Tren Interoceánico
Por Rebeca Solano
El Tren Interoceánico se descarriló en Oaxaca, dejando hasta el momento 15 personas sin vida, un hecho que vuelve a poner en el centro del debate la seguridad, supervisión y opacidad con la que se han ejecutado algunos de los llamados proyectos “históricos” del actual gobierno federal.
El accidente evidenció lo que especialistas y críticos han señalado desde hace tiempo: obras construidas con prisa, supervisión deficiente y falta de controles efectivos, pese a la narrativa oficial que las presenta como emblemas de desarrollo y modernidad.
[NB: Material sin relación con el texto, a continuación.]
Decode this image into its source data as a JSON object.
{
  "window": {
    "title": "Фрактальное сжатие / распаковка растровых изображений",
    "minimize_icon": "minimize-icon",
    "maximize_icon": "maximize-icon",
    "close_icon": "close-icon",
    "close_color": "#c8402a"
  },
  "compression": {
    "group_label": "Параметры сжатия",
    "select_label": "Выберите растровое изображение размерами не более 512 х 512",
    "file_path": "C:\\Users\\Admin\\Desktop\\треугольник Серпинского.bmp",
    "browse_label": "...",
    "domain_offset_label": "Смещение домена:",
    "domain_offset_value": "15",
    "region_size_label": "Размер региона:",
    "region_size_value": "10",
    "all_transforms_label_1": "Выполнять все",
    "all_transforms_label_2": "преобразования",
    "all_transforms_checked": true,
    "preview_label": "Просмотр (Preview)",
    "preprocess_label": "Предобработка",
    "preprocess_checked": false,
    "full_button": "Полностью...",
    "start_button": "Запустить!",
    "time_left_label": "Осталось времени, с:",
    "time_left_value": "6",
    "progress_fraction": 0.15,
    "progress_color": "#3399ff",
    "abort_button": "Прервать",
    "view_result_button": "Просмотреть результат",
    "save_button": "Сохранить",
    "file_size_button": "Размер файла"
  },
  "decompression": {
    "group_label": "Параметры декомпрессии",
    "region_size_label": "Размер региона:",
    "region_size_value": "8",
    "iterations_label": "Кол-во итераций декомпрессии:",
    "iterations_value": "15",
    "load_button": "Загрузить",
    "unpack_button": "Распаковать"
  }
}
El caso ha generado mayor polémica luego de que se recordara la participación de Gonzalo López Beltrán, hijo del expresidente Andrés Manuel López Obrador, en tareas de supervisión vinculadas a proyectos públicos, lo que ha reavivado cuestionamientos sobre conflictos de interés, tráfico de influencias y responsabilidades no esclarecidas.
Aunque desde el discurso oficial se insiste en que “los hijos del expresidente no están en la política”, críticos señalan que sí aparecen relacionados con obras públicas, procesos de supervisión, contratos cuestionados y beneficios económicos, lo que vuelve legítima la exigencia de rendición de cuentas.
El descarrilamiento del Tren Interoceánico no solo dejó una tragedia humana, sino que también abrió nuevamente el debate sobre el uso de recursos públicos, la calidad de la infraestructura y la existencia de apellidos políticamente blindados, mientras se exige austeridad al resto de la población.
Mientras el proyecto fue promovido como moderno, seguro y transformador, hoy enfrenta señalamientos por fallas estructurales y por la ausencia de responsables claros, en un contexto donde —advierten analistas— la crítica suele desestimarse atribuyendo culpas al pasado o a factores externos.
El caso refuerza una exigencia ciudadana reiterada: la rendición de cuentas no debe depender del apellido, y la responsabilidad pública alcanza a todos aquellos que intervienen en decisiones, supervisión o ejecución de obras financiadas con dinero del pueblo.